ANN ARBOR, Mich. — Despite the jackhammer-like rhythm of a mechanical ventilator, Alicia Moreno had dozed off in a chair by her 1-year-old's hospital bed, when a doctor woke her with some bad news: The common stool softener her son, Anderson, was given months earlier had been contaminated with the bacterium Burkholderia cepacia.
Suddenly, Anderson's rocky course made medical sense. B. cepacia was the same unusual bacterium mysteriously found in the boy's respiratory tract, temporarily taking him off the list for a heart transplant. The same bacterium resurfaced after his transplant and combined with a flu-like illness to infect his lungs. He's been on a ventilator ever since.
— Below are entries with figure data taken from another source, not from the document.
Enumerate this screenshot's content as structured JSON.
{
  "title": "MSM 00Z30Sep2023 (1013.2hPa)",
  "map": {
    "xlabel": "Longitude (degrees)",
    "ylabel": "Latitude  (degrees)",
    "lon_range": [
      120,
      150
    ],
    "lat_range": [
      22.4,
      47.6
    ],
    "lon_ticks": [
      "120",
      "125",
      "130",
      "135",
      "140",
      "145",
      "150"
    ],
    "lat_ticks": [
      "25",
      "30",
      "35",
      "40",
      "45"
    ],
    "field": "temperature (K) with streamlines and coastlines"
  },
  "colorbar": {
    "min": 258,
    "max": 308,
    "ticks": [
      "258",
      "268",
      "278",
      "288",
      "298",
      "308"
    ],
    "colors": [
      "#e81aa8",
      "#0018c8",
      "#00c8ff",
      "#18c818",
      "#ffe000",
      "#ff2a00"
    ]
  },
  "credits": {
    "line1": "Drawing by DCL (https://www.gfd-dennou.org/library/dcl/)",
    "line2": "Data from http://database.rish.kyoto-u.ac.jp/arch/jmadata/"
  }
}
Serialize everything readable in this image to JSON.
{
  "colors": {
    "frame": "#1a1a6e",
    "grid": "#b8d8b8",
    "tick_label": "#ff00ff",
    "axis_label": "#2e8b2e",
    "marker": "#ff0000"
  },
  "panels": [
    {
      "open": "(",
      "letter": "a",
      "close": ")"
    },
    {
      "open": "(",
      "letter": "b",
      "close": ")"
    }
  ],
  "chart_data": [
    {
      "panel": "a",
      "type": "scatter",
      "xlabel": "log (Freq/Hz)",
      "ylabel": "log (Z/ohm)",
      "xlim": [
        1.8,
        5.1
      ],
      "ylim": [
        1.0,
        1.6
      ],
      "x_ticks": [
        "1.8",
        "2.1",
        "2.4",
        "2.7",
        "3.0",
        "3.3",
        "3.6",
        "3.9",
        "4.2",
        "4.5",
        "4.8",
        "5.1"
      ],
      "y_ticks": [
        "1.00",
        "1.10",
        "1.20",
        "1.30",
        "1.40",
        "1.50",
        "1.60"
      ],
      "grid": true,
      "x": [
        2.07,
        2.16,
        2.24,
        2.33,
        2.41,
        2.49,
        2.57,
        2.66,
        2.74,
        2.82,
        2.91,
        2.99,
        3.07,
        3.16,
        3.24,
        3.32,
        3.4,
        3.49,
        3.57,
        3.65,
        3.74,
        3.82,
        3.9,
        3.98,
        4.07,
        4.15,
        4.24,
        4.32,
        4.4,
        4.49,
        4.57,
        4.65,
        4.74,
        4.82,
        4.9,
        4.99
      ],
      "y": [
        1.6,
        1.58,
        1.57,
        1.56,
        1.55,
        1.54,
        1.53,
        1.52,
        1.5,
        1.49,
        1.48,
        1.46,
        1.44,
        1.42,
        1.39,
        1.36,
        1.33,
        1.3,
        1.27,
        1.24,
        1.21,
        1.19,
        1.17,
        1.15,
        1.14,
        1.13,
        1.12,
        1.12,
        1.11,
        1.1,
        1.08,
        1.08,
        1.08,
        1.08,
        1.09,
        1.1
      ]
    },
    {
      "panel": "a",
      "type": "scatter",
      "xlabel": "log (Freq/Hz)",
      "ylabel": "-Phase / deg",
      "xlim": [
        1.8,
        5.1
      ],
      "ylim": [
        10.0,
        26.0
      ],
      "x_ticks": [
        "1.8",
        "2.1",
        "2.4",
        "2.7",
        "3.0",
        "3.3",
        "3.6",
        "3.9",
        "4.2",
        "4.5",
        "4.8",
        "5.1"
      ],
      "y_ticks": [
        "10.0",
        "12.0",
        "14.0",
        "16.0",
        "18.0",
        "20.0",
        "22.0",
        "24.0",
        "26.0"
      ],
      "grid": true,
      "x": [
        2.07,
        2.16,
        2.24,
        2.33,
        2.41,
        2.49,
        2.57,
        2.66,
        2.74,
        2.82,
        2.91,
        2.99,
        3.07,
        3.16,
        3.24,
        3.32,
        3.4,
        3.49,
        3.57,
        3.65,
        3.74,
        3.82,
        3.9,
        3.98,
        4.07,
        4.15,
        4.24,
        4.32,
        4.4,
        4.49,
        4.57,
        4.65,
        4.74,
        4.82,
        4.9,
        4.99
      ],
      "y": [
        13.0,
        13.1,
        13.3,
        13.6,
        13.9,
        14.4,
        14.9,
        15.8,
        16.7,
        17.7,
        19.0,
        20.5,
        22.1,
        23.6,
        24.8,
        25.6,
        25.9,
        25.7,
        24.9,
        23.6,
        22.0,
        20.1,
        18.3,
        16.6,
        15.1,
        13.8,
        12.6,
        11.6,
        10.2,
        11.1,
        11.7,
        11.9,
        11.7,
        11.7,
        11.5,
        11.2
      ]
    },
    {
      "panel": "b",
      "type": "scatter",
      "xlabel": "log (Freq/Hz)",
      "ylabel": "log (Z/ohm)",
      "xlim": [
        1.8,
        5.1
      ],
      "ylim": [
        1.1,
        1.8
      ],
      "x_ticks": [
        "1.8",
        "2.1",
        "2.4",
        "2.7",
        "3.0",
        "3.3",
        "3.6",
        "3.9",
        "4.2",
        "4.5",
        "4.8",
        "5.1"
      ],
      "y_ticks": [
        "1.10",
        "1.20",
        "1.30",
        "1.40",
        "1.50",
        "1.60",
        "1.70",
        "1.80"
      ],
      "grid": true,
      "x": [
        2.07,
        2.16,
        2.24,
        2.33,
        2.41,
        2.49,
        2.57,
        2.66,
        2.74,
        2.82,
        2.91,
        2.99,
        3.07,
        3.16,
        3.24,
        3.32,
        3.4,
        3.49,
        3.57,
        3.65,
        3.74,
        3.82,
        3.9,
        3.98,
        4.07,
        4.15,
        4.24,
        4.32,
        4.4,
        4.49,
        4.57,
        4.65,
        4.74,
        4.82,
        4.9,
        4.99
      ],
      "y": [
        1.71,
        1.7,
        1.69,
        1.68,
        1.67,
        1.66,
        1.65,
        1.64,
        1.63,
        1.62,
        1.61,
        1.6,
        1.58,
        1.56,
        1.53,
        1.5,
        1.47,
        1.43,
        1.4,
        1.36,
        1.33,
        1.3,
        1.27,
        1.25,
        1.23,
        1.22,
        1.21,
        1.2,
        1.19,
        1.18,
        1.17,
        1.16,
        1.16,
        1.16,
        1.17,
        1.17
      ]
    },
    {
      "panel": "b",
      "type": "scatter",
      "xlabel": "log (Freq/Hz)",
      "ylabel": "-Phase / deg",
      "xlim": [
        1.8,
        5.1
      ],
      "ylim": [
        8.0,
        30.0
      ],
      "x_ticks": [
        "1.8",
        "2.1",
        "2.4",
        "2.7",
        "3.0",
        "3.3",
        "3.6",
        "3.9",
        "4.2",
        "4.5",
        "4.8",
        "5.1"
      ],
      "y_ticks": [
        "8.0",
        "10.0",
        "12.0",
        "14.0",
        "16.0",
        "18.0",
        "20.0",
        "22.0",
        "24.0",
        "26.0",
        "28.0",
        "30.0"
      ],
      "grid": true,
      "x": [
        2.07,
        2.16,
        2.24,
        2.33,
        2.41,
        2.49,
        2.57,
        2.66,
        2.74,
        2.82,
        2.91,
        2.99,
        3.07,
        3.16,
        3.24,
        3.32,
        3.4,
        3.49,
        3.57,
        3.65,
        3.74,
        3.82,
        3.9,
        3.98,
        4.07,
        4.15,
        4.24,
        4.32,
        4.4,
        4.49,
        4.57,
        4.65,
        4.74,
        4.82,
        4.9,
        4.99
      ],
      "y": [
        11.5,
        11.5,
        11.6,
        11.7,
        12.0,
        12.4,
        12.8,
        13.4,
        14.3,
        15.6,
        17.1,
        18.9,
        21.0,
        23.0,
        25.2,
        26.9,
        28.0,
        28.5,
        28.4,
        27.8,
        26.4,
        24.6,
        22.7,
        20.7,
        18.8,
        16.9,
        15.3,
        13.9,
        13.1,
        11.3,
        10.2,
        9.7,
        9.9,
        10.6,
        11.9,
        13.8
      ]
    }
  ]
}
The tainted over-the-counter medicine, docusate sodium, routinely prescribed to nearly every hospitalized patient to avert constipation, caused Anderson to suffer "serious and dangerous life-threatening injuries," a lawsuit filed by his family alleges. The drug was eventually recalled, but only after a Texas hospital staff noticed an uptick in B. cepacia infections, prompting a six-month investigation that led back to the tainted drug and its Florida manufacturing plant.
"Something that was supposed to help him hurt him," Alicia Moreno said.
Since the start of 2013, pharmaceutical companies based in the U.S. or abroad have recalled about 8,000 medicines, comprising billions of tablets, bottles and vials that have entered the U.S. drug supply and made their way to patients' medicine cabinets, hospital supply closets and IV drips, a Kaiser Health News investigation shows. The recalls represent a fraction of the medicines shipped each year. But the flawed products contained everything from dangerous bacteria or tiny glass particles to mold — or too much or too little of the drug's active ingredient.
Over the same period, 65 drug-making facilities recalled nearly 300 products within 12 months of passing a Food and Drug Administration inspection — as was the case with the stool softener, according to a KHN analysis of recall notices and inspection records kept by the FDA.